Gordon Brown etc.

June 10, 2009

It’s odd to have endured a week of newspaper gossip (aka political punditry) on the TV and in the papers about GB (Gordon Brown’s fateful initials). Polly Toynbee (met once, very rude, not interested as was not famous) and Jackie Ashley are both saying he should pack it in, because that way everyone (including Jack Straw) would do better, i.e come close to avoiding a Labour defeat at the next election. In the case of Alan Johnson, ‘a poll’ suggests that a hung parliament would be in order. I would like to ask, seriously, if there has ever been a period before a general election, including the Blair and Thatcher landslides, when this has not actively been debated.

The answer, which you knew because it was a rhetorical question not even dignified by a question mark, is No. We always talk about hung parliaments, because they would be a political twist. There was one in 1923, when Macdonald chose to govern alone, and one in the first 1974 election, when Wilson did ditto, and yes, there was the vague Lib-Lab pact at the end of the Callaghan government in 1978. But otherwise, no sniff of one.

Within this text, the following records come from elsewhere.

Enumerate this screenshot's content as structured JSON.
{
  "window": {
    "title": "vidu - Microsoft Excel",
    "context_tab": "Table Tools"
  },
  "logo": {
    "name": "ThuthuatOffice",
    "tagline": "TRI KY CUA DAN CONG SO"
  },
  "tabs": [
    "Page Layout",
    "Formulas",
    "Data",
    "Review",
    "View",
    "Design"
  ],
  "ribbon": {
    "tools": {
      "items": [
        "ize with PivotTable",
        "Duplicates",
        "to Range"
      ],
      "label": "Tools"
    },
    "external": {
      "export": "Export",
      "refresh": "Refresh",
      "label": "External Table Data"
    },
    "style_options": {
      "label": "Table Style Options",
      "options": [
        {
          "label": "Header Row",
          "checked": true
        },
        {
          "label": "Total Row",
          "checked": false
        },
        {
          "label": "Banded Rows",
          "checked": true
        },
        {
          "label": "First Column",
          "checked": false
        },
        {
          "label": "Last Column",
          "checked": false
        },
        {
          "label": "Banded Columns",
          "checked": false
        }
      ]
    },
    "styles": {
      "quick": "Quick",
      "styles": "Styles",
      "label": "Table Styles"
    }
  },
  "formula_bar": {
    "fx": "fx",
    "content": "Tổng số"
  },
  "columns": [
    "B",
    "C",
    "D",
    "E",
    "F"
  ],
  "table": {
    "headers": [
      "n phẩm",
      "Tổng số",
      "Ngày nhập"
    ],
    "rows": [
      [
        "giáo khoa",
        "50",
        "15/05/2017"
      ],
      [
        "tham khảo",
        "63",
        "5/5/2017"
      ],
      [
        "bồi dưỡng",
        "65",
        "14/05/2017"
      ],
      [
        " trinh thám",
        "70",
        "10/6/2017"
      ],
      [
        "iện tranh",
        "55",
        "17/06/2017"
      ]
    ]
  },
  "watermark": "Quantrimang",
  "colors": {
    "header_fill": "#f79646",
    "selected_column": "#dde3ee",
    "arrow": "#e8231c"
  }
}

I have thought about all this stuff. I have a fair amount of poached egg on my face for having suggested Hazel Blears was okay. I cannot be trusted as a pundit. But why – he says, recklessly trampling into the mire – is the idea of replacing Gordon Brown so attractive? He may not be a great communicator, and he may go a bit weepy about being imperfect, and he may have palled up with Mandelson, but does anything about his dismissal really suggest that there would be a change? All you would have is a vaguely new crew with the same policies, most of which I support. For the first time (maybe the second), I think that Tony Benn is right: we are too obsessed with personalities. Alan Johnson may be a very nice man; he may have been a postman (a major plus); he may be soft-spoken; but what difference would it make if he were in charge, other than one of perception?

None.

So we are supposed to change a party leader/ prime minister on the basis of probable perception? It is rubbish. Rubbish politics, rubbish journalism. It may even be a rubbish idea for Labour supporters (Gordon goes, huge sea-change in fortune, it’s a complete illusion).

I would rather cut the melodrama, and wait for a general election.